On June 1, 2023, the U.S. Bankruptcy Appellate Panel for the Sixth Circuit affirmed an order of a bankruptcy court holding that a certain email accusing a counterparty of default was not an anticipatory breach. Specifically, OGGUSA, Inc., formerly known as GenCanna, contracted with Louisville Dryer Company to manufacture equipment to be used in GenCanna’s cannabinoid business. But GenCanna began to experience financial difficulty, including one of its warehouses burning down.
Concerned about GenCanna’s ability to pay, Louisville Dryer sent an email to GenCanna, followed by a letter, that accused GenCanna of being in default of progress payments.

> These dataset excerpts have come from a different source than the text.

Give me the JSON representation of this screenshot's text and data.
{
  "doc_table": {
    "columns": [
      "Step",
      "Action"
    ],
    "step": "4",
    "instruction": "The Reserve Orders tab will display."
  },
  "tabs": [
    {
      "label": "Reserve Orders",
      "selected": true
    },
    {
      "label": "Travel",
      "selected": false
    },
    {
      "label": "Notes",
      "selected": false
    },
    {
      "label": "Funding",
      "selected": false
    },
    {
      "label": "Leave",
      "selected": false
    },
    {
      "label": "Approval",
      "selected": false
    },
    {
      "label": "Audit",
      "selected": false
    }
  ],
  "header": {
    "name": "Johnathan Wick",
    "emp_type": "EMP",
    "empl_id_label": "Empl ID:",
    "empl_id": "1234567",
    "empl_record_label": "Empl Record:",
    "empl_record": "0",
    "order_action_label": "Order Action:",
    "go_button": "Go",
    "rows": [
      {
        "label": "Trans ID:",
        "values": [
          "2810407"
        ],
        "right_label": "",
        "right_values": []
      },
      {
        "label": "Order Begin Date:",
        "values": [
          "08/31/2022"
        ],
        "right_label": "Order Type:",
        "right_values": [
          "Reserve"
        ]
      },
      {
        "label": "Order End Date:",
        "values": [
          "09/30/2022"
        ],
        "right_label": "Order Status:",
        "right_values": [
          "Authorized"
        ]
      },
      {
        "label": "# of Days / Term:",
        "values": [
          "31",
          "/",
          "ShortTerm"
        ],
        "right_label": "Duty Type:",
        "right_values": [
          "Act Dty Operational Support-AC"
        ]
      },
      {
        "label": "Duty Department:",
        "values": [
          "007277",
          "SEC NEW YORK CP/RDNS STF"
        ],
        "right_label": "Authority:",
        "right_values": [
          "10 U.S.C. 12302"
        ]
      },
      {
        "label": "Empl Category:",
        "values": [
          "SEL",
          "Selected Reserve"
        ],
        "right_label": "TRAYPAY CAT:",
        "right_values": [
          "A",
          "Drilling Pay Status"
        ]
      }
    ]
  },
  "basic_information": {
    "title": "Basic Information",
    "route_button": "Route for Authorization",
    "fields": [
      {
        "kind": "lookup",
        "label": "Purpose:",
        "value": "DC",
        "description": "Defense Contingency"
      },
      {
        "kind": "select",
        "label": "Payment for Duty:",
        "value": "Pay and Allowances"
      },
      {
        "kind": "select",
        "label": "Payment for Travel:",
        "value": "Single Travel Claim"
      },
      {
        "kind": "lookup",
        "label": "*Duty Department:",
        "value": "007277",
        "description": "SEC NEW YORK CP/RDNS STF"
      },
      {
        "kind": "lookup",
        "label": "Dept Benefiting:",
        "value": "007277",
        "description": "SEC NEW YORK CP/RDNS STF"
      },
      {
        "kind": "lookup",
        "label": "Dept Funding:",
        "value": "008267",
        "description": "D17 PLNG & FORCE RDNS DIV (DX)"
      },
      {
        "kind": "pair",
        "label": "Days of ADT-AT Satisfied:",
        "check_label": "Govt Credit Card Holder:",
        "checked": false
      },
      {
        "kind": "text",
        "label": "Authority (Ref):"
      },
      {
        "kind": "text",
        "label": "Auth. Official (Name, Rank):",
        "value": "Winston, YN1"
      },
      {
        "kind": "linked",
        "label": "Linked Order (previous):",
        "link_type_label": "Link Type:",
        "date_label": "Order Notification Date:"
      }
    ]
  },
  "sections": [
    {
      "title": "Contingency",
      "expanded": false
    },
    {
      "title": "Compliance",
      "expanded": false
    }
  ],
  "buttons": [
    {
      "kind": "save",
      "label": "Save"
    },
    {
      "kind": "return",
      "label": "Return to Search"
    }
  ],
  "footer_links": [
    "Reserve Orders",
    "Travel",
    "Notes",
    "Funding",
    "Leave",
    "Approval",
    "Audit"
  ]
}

Later, however, it was determined that GenCanna was not in default.
Eventually, GenCanna was forced into an involuntary chapter 11 bankruptcy case. Thereafter, it sought to reject its contract with Louisville Dryer and recover the approximately $1.8 million it had paid so far based on an argument that Louisville Dyer’s email and letter constituted anticipatory breach. To the contrary, Louisville Dryer argued that rejection of the executory contract in bankruptcy by GenCanna was the first breach.
Under Kentucky law, the first party to breach cannot recover contract damages. Also, anticipatory breach is an unequivocal repudiation or renunciation of a contract in advance of the time for performance.
The bankruptcy court determined that the pre-petition correspondence was not an unequivocal repudiation or renunciation. Accordingly, the court declined to award any damages to GenCanna. Finding a sufficient basis for the bankruptcy court’s decision, the Sixth Circuit BAP affirmed.